05.3 Pipeline Integration

File(s): compiler/ori_arc/src/pipeline.rs (where run_arc_pipeline() lives; lib.rs just re-exports it)

Integrate the verifier into run_arc_pipeline() as a debug-only check:

• Add verify_arc_function() call after RC insertion and after RC elimination:

  // In run_arc_pipeline() (pipeline.rs):
  // ... existing passes ...
  crate::rc_insert::insert_rc_ops_with_ownership(&mut func, ...);
  
  #[cfg(debug_assertions)]
  {
      let errors = verify::check_function(&func);
      if !errors.is_empty() {
          // Log errors but don't panic — this is diagnostic, not blocking
          for e in &errors {
              tracing::warn!("ARC IR verification: {e:?}");
          }
      }
  }
  
  crate::rc_elim::eliminate_rc_ops_dataflow(&mut func, ...);
  // ... verify again after elimination ...

• Gate behind debug_assertions (zero cost in release builds)

• Add ORI_VERIFY_ARC=1 environment variable for explicit opt-in in release builds (follows existing ORI_AUDIT_CODEGEN pattern — acceptable for diagnostic tooling, not production passes)

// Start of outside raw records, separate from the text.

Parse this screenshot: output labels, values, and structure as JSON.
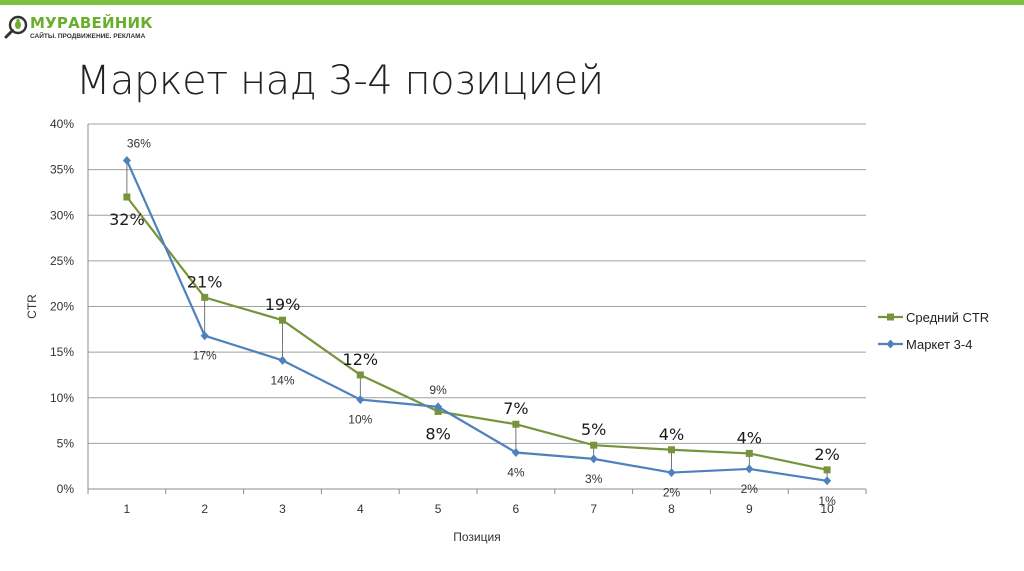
{
  "brand": {
    "name": "МУРАВЕЙНИК",
    "tagline": "САЙТЫ. ПРОДВИЖЕНИЕ. РЕКЛАМА",
    "accent_color": "#7dc142"
  },
  "slide": {
    "title": "Маркет над 3-4 позицией"
  },
  "chart_data": {
    "type": "line",
    "xlabel": "Позиция",
    "ylabel": "CTR",
    "ylim": [
      0,
      40
    ],
    "y_tick_step": 5,
    "y_unit": "%",
    "grid": "horizontal",
    "legend_position": "right",
    "x": [
      1,
      2,
      3,
      4,
      5,
      6,
      7,
      8,
      9,
      10
    ],
    "series": [
      {
        "name": "Средний CTR",
        "color": "#77933c",
        "marker": "square",
        "values": [
          32,
          21,
          18.5,
          12.5,
          8.5,
          7.1,
          4.8,
          4.3,
          3.9,
          2.1
        ],
        "labels": [
          "32%",
          "21%",
          "19%",
          "12%",
          "8%",
          "7%",
          "5%",
          "4%",
          "4%",
          "2%"
        ]
      },
      {
        "name": "Маркет 3-4",
        "color": "#4f81bd",
        "marker": "diamond",
        "values": [
          36,
          16.8,
          14.1,
          9.8,
          9,
          4,
          3.3,
          1.8,
          2.2,
          0.9
        ],
        "labels": [
          "36%",
          "17%",
          "14%",
          "10%",
          "9%",
          "4%",
          "3%",
          "2%",
          "2%",
          "1%"
        ]
      }
    ]
  }
}
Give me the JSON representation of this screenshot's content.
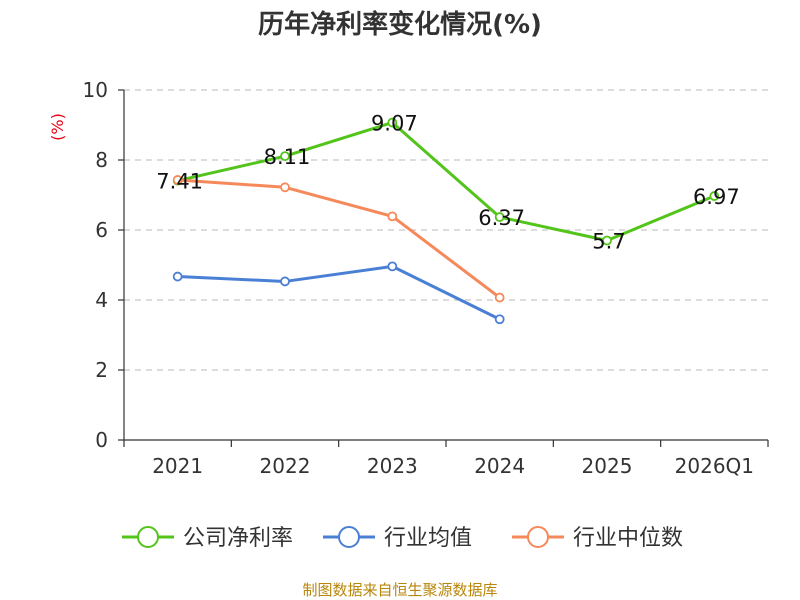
{
  "title": "历年净利率变化情况(%)",
  "unit_label": "(%)",
  "source": "制图数据来自恒生聚源数据库",
  "chart_data": {
    "type": "line",
    "title": "历年净利率变化情况(%)",
    "ylabel": "(%)",
    "xlabel": "",
    "categories": [
      "2021",
      "2022",
      "2023",
      "2024",
      "2025",
      "2026Q1"
    ],
    "ylim": [
      0,
      10
    ],
    "yticks": [
      0,
      2,
      4,
      6,
      8,
      10
    ],
    "grid": "horizontal dashed",
    "legend_position": "bottom",
    "series": [
      {
        "name": "公司净利率",
        "color": "#52c41a",
        "values": [
          7.41,
          8.11,
          9.07,
          6.37,
          5.7,
          6.97
        ],
        "labels": [
          "7.41",
          "8.11",
          "9.07",
          "6.37",
          "5.7",
          "6.97"
        ]
      },
      {
        "name": "行业均值",
        "color": "#4a7fd6",
        "values": [
          4.67,
          4.53,
          4.96,
          3.45,
          null,
          null
        ]
      },
      {
        "name": "行业中位数",
        "color": "#f5895a",
        "values": [
          7.43,
          7.22,
          6.39,
          4.07,
          null,
          null
        ]
      }
    ]
  }
}
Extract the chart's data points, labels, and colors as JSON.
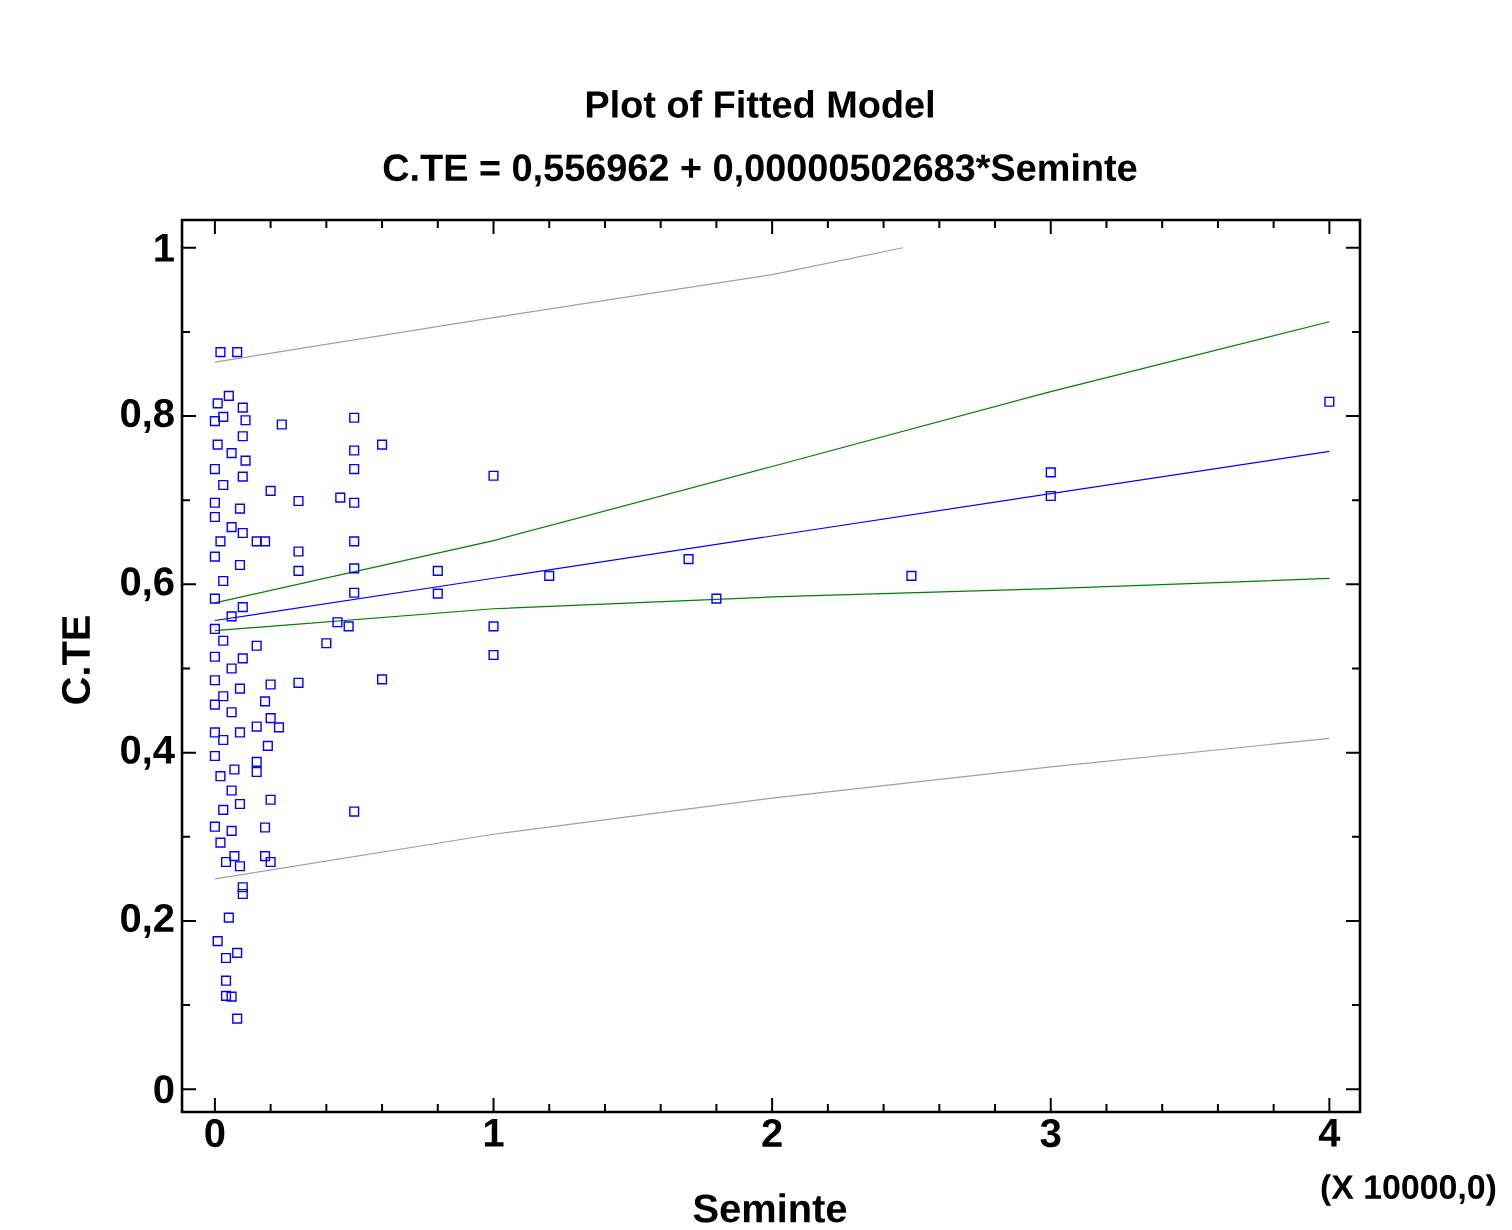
{
  "chart_data": {
    "type": "scatter",
    "title": "Plot of Fitted Model",
    "subtitle": "C.TE = 0,556962 + 0,00000502683*Seminte",
    "xlabel": "Seminte",
    "ylabel": "C.TE",
    "annotations": [
      "(X 10000,0)"
    ],
    "xlim": [
      -0.118,
      4.11
    ],
    "ylim": [
      -0.027,
      1.033
    ],
    "xticks": [
      0,
      1,
      2,
      3,
      4
    ],
    "yticks": [
      0,
      {
        "value": 0.2,
        "label": "0,2"
      },
      {
        "value": 0.4,
        "label": "0,4"
      },
      {
        "value": 0.6,
        "label": "0,6"
      },
      {
        "value": 0.8,
        "label": "0,8"
      },
      1
    ],
    "marker": "square",
    "grid": false,
    "series": [
      {
        "color": "#0000ff",
        "x": [
          4.0,
          3.0,
          3.0,
          2.5,
          1.8,
          1.7,
          1.2,
          1.0,
          1.0,
          1.0,
          0.8,
          0.8,
          0.6,
          0.6,
          0.5,
          0.5,
          0.5,
          0.5,
          0.5,
          0.5,
          0.5,
          0.5,
          0.48,
          0.44,
          0.45,
          0.4,
          0.3,
          0.3,
          0.3,
          0.3,
          0.24,
          0.2,
          0.2,
          0.2,
          0.23,
          0.2,
          0.2,
          0.18,
          0.18,
          0.19,
          0.18,
          0.18,
          0.15,
          0.15,
          0.15,
          0.15,
          0.15,
          0.02,
          0.08,
          0.05,
          0.01,
          0.1,
          0.11,
          0.0,
          0.03,
          0.1,
          0.01,
          0.06,
          0.11,
          0.0,
          0.1,
          0.03,
          0.0,
          0.09,
          0.0,
          0.06,
          0.1,
          0.02,
          0.0,
          0.09,
          0.03,
          0.0,
          0.1,
          0.06,
          0.0,
          0.03,
          0.0,
          0.1,
          0.06,
          0.0,
          0.09,
          0.03,
          0.0,
          0.06,
          0.0,
          0.09,
          0.03,
          0.0,
          0.07,
          0.02,
          0.06,
          0.09,
          0.03,
          0.0,
          0.06,
          0.02,
          0.07,
          0.04,
          0.09,
          0.1,
          0.1,
          0.05,
          0.01,
          0.08,
          0.04,
          0.04,
          0.04,
          0.06,
          0.08
        ],
        "values": [
          0.817,
          0.733,
          0.705,
          0.61,
          0.583,
          0.63,
          0.61,
          0.729,
          0.55,
          0.516,
          0.616,
          0.589,
          0.766,
          0.487,
          0.798,
          0.759,
          0.737,
          0.697,
          0.651,
          0.619,
          0.59,
          0.33,
          0.55,
          0.555,
          0.703,
          0.53,
          0.699,
          0.639,
          0.616,
          0.483,
          0.79,
          0.711,
          0.481,
          0.441,
          0.43,
          0.344,
          0.27,
          0.277,
          0.311,
          0.408,
          0.461,
          0.651,
          0.651,
          0.527,
          0.431,
          0.389,
          0.377,
          0.876,
          0.876,
          0.824,
          0.815,
          0.81,
          0.795,
          0.794,
          0.799,
          0.776,
          0.766,
          0.756,
          0.747,
          0.737,
          0.728,
          0.718,
          0.697,
          0.69,
          0.68,
          0.668,
          0.661,
          0.651,
          0.633,
          0.623,
          0.604,
          0.583,
          0.573,
          0.562,
          0.547,
          0.533,
          0.514,
          0.512,
          0.5,
          0.486,
          0.476,
          0.467,
          0.457,
          0.448,
          0.424,
          0.424,
          0.415,
          0.396,
          0.38,
          0.372,
          0.355,
          0.339,
          0.332,
          0.312,
          0.307,
          0.293,
          0.277,
          0.27,
          0.265,
          0.24,
          0.232,
          0.204,
          0.176,
          0.162,
          0.156,
          0.129,
          0.111,
          0.11,
          0.084
        ]
      },
      {
        "type": "line",
        "marker": "none",
        "color": "#0000ff",
        "x": [
          0,
          4
        ],
        "values": [
          0.557,
          0.758
        ]
      },
      {
        "type": "line",
        "marker": "none",
        "color": "#008000",
        "x": [
          0,
          1,
          2,
          3,
          4
        ],
        "values": [
          0.578,
          0.652,
          0.74,
          0.829,
          0.912
        ]
      },
      {
        "type": "line",
        "marker": "none",
        "color": "#008000",
        "x": [
          0,
          1,
          2,
          3,
          4
        ],
        "values": [
          0.545,
          0.571,
          0.585,
          0.595,
          0.607
        ]
      },
      {
        "type": "line",
        "marker": "none",
        "color": "#a0a0a0",
        "x": [
          0,
          1,
          2,
          2.47
        ],
        "values": [
          0.864,
          0.917,
          0.968,
          1.0
        ]
      },
      {
        "type": "line",
        "marker": "none",
        "color": "#a0a0a0",
        "x": [
          0,
          1,
          2,
          3,
          4
        ],
        "values": [
          0.25,
          0.303,
          0.346,
          0.383,
          0.417
        ]
      }
    ]
  }
}
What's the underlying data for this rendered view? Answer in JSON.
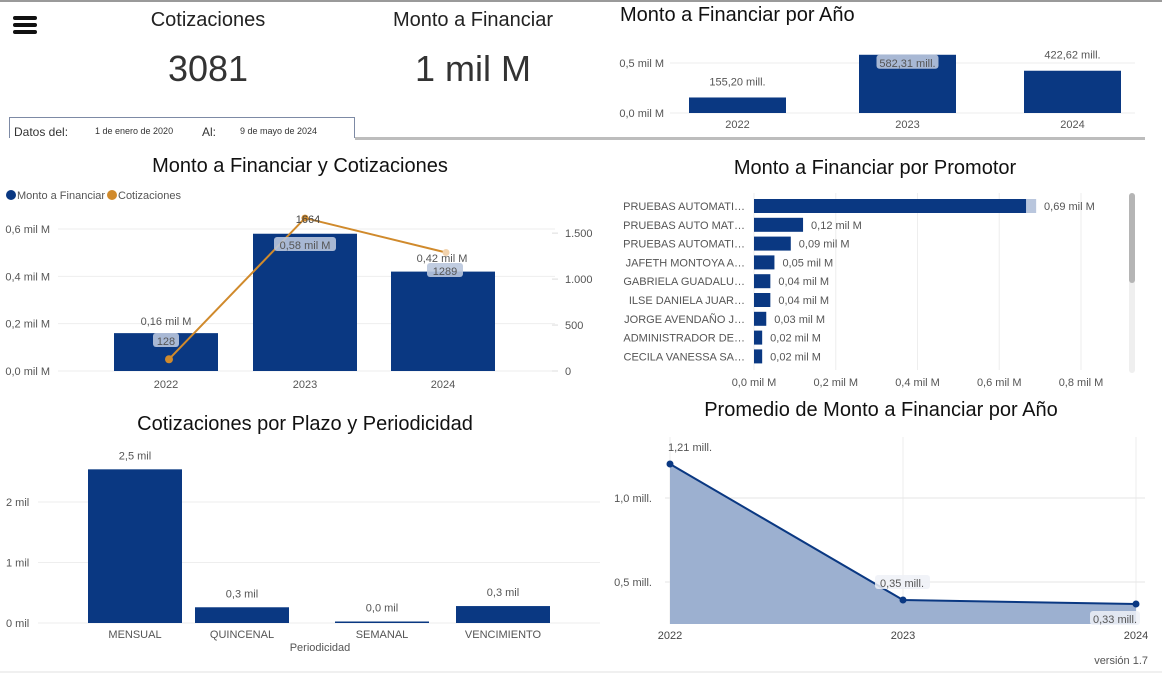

• Add tests in compiler/ori_arc/src/verify/tests.rs

05.4 Completion Checklist

• compiler/ori_arc/src/verify/mod.rs exists with structural checks
• pub(crate) mod verify; added to compiler/ori_arc/src/lib.rs
• Variable scope, block connectivity, terminator presence verified
• RC-on-scalar detection works (catches Scalar misclassification)
• Ownership consistency checked (no dec on borrowed params)
• Integrated into run_arc_pipeline() under debug_assertions
• All existing tests pass: cargo test -p ori_arc
• Verifier produces zero warnings on all 12 journey programs
• ./test-all.sh green

Exit Criteria: ORI_VERIFY_ARC=1 cargo test -p ori_llvm runs the ARC IR verifier on all AOT test programs with zero warnings. Any genuine RC bugs are caught at the ARC IR level before they become mysterious imbalances at the LLVM IR level.